My system
Windows 7, 64 bit
python 3.5.1
The challenge
I've got a pandas dataframe, and I would like to know the maximum value for each row, and append that info as a new column. I would also like to know the name of the column where the maximum value is located. And I would like to add another column to the existing dataframe containing the name of the column where the max value can be found.

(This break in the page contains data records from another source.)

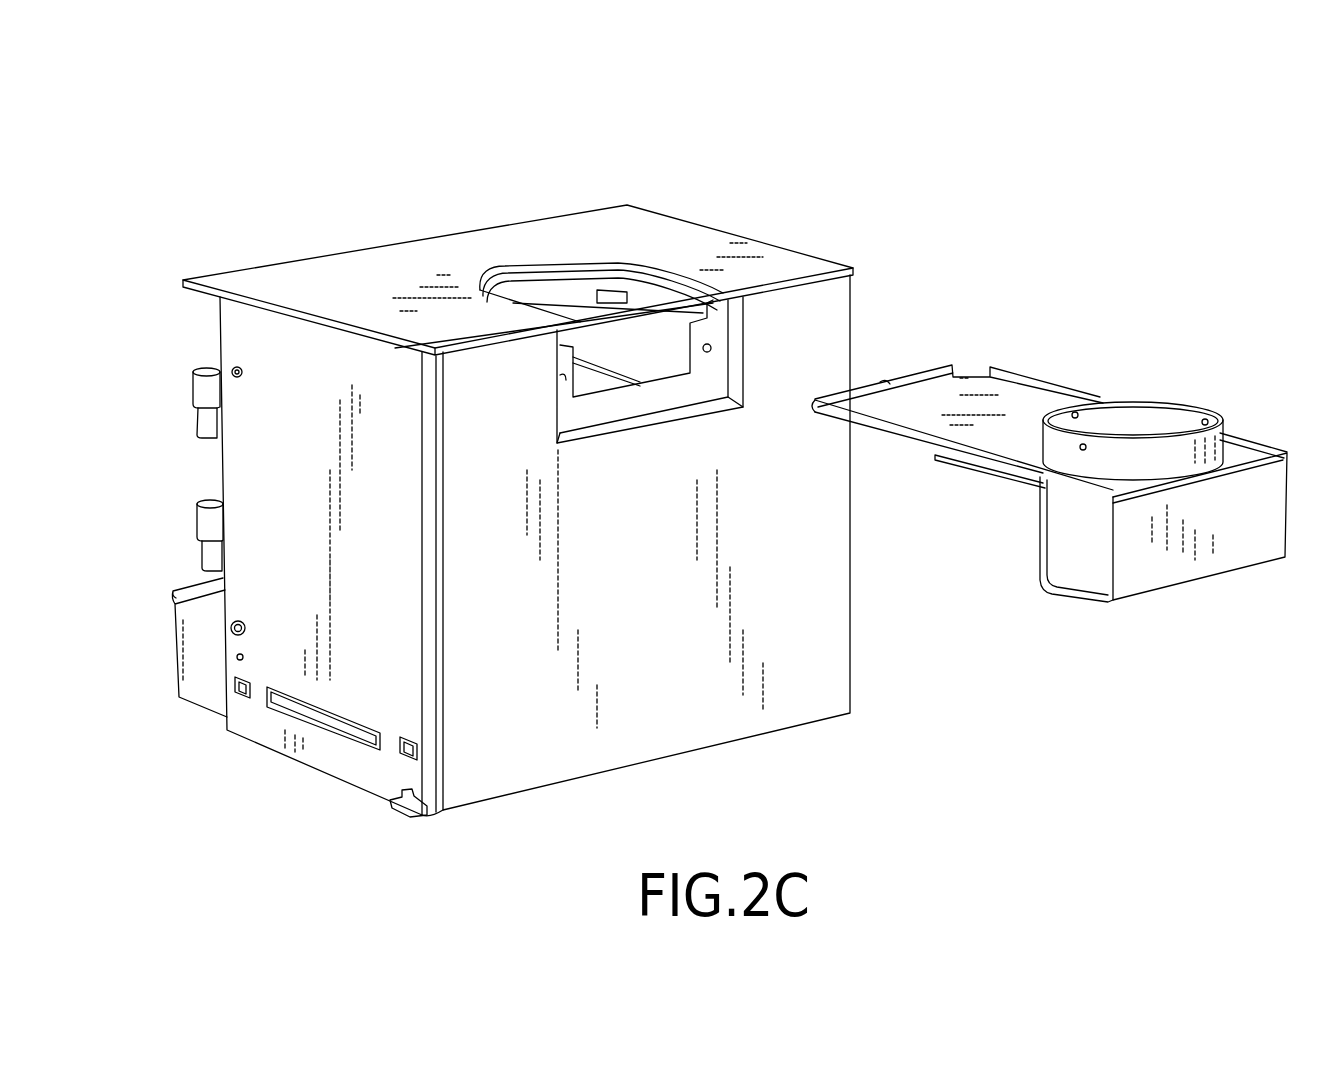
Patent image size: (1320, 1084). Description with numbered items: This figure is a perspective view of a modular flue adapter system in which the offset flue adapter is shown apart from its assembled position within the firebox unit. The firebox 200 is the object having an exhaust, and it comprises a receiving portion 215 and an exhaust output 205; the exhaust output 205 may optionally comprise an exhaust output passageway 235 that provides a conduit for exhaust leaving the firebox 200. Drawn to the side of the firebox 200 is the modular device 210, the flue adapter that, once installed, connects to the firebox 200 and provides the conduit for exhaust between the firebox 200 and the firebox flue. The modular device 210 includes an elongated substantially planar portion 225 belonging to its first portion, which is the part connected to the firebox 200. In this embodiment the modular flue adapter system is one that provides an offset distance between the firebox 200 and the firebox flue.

The firebox 200 is at (258, 150).
The exhaust output 205 is at (590, 330).
The receiving portion 215 is at (683, 300).
The exhaust output passageway 235 is at (607, 347).
The elongated substantially planar portion 225 is at (912, 405).
The modular device 210 is at (1152, 417).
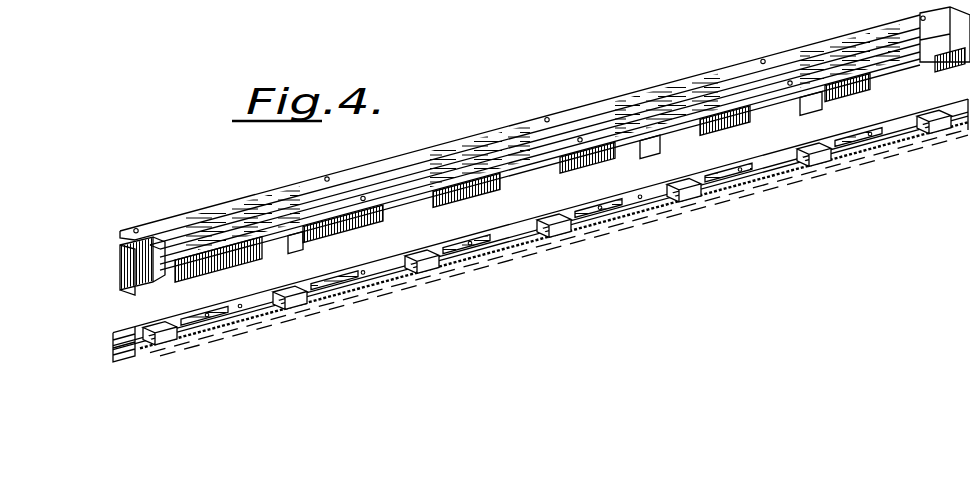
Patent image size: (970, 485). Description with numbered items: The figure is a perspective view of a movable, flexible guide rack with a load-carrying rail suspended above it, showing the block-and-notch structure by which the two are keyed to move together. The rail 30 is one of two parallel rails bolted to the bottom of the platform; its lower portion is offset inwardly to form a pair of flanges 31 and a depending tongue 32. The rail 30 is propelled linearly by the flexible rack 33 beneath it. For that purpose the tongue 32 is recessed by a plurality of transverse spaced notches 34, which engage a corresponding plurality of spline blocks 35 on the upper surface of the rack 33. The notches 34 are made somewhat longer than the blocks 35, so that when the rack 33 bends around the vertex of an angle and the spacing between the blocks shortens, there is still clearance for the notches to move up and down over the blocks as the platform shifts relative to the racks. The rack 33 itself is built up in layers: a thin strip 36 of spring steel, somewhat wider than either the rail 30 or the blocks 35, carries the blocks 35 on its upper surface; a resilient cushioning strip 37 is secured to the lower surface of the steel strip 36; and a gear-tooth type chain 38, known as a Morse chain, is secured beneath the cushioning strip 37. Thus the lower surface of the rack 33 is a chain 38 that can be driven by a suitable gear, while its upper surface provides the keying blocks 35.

The rail 30 is at (250, 215).
The flanges 31 is at (470, 196).
The depending tongue 32 is at (194, 268).
The flexible rack 33 is at (640, 200).
The notches 34 is at (297, 240).
The spline blocks 35 is at (425, 247).
The strip 36 is at (175, 322).
The resilient cushioning strip 37 is at (114, 352).
The gear-tooth type chain 38 is at (522, 250).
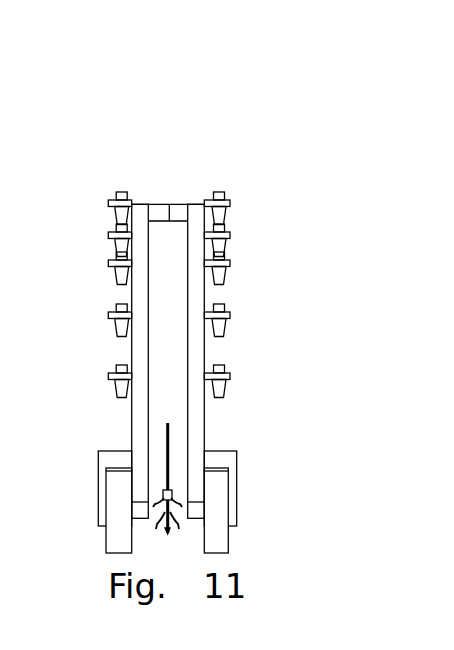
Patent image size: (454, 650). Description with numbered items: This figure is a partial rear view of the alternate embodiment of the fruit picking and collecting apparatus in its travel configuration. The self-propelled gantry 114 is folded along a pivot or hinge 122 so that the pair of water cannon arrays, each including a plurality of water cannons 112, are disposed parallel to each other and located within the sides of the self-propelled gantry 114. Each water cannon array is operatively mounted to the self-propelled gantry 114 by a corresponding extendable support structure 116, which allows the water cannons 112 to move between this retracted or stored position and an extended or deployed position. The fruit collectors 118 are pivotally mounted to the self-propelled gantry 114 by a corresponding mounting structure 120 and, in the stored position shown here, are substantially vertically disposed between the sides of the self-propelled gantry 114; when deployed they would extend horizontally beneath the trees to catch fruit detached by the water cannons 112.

The water cannon 112 is at (265, 253).
The self-propelled gantry 114 is at (300, 363).
The extendable support structure 116 is at (240, 300).
The fruit collector 118 is at (215, 438).
The mounting structure 120 is at (208, 527).
The pivot or hinge 122 is at (186, 160).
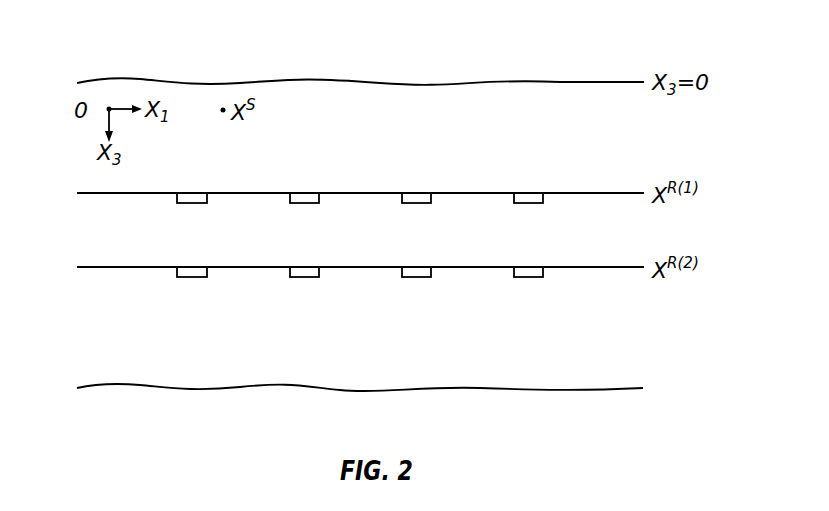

A similar question has been asked and answered for R in this post.
Reproducible example
In[1]:
# Make pandas dataframe
df = pd.DataFrame({'a':[1,0,0,1,3], 'b':[0,0,1,0,1], 'c':[0,0,0,0,0]})
# Calculate max
my_series = df.max(numeric_only=True, axis = 1)
my_series.name = "maxval"
# Include maxval in df
df = df.join(my_series)
df
Out[1]:
a b c maxval
0 1 0 0 1
1 0 0 0 0
2 0 1 0 1
3 1 0 0 1
4 3 1 0 3
So far so good. Now for the add another column to the existing dataframe containing the name of the column part:
In[2]:
?
?
?
# This is what I'd like to accomplish:
Out[2]:
a b c maxval maxcol
0 1 0 0 1 a
1 0 0 0 0 a,b,c
2 0 1 0 1 b
3 1 0 0 1 a
4 3 1 0 3 a
Notice that I'd like to return all column names if multiple columns contain the same maximum value. Also please notice that the column maxval is not included in maxcol since that would not make much sense. Thanks in advance if anyone out there finds this interesting.